Many of Ojai’s residential and agricultural landscapes are predicated on a permanent warm-phase PDO. California’s agriculture was founded on such wet-year optimism: the cattle industry in the mid-nineteenth century was established during a warm-phase PDO and subsequently foundered disastrously when the PDO switched states later in the century - the industry then suffered a terminal decline from drought and drought-induced cattle disease. Ojai’s citrus industry may one day suffer the same fate as the Ranchos.

So, in denial of our own experience of the flood and drought cycles of southern California, it takes a NASA scientist to awaken us to the meteorological realities of our Valleys. A few days later, The Guardian published a synopsis of a new study sponsored by NASA's Goddard Space Flight Center that suggests that industrial civilization is likely headed for irreversible collapse…………If it’s not one thing it’s another.

Every age harbors doomsayers, but it is undeniable that every previous civilization of the current post-glacial era, a 10,000 year epoch of civilizational efflorescence (a direct result of a warming climate) has collapsed in circumstances that are now alarmingly familiar. The study highlights the probability that global industrial civilization could collapse in coming decades due to unsustainable resource exploitation and increasingly unequal wealth distribution.

The sophistication of our late-capitalist western culture is no guarantee of its longevity.
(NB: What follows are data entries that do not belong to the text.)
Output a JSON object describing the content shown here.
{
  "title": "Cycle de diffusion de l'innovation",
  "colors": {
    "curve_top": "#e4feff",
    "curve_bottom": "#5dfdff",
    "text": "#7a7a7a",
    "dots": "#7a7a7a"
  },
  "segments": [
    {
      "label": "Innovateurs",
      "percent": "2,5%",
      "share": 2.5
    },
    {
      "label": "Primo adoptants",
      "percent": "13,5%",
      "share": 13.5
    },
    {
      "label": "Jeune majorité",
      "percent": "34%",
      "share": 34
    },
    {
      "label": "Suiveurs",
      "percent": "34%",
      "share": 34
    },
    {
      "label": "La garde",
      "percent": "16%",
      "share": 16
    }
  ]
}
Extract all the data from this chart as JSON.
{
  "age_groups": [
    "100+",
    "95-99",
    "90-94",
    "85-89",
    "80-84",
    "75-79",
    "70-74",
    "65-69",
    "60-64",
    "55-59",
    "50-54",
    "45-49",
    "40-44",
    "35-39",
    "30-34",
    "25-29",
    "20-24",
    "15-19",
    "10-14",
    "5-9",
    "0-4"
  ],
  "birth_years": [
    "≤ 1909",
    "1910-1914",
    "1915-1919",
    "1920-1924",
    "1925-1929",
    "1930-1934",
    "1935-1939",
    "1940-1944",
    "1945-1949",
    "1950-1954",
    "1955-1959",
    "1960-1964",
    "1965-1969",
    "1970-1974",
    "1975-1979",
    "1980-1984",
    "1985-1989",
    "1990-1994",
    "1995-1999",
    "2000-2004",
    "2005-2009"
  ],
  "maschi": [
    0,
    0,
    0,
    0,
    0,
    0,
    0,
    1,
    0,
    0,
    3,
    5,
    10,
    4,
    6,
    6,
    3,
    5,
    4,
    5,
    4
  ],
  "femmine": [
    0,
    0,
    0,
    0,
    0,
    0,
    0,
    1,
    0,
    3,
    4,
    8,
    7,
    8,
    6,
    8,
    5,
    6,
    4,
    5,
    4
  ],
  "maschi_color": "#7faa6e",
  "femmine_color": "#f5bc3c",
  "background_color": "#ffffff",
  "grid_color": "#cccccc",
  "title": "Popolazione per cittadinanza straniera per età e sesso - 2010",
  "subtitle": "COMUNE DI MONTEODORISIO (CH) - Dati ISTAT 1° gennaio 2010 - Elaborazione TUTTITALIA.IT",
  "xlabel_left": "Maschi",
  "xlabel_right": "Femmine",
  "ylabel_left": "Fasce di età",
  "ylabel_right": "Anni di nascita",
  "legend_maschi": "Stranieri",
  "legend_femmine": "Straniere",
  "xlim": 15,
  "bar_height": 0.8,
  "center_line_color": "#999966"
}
The study notes,

"The fall of the Roman Empire, and the equally (if not more) advanced Han, Mauryan, and Gupta Empires, as well as so many advanced Mesopotamian Empires, are all testimony to the fact that advanced, sophisticated, complex, and creative civilizations can be both fragile and impermanent."

When I taught World History in High School, I used a college level textbook that, from my perspective, was blessedly free of pictures, bar graphs and side-bars. It demanded of the students a sustained textual engagement of which almost all were developmentally incapable. Oh well. But as we marched through the rise and fall of civilizations in the Middle East, Europe, Africa, Asia, the Americas and the Indian sub-continent, we were alternatively entranced or bored stiff by the repetitive story lines. Population, Climate, Water, Agriculture, and Energy were the recurring characters in these tales of unheeding hubris and mindless careening towards inevitable collapse. This was the mid to late nineties – when the writing on our own civilizational wall was not quite so evident.

It appears now to be all of a piece. Western Civilization is about to be added to the chapters of failed societies where the harvesting of resources outstrips the ecological carrying capacity of the planet and, concurrently, societies are stratified into rich Elites and impoverished Masses. As the lead author of the study, Safa Motesharri  makes clear, our civilization is doomed by either this collapse of the natural world and the resources it provides or a societal collapse engendered by the over-consumption of the Elites and the inequality-induced famine of the Masses or, most likely, a perfect storm of both.

What is striking about the report is that mathematical models suggest collapse is imminent, perhaps within the next fifteen years - which leaves me with the thought: Never mind the drought – Feel the impending civilizational collapse. Pay attention. Time and Place have assumed a profound, dystopian resonance.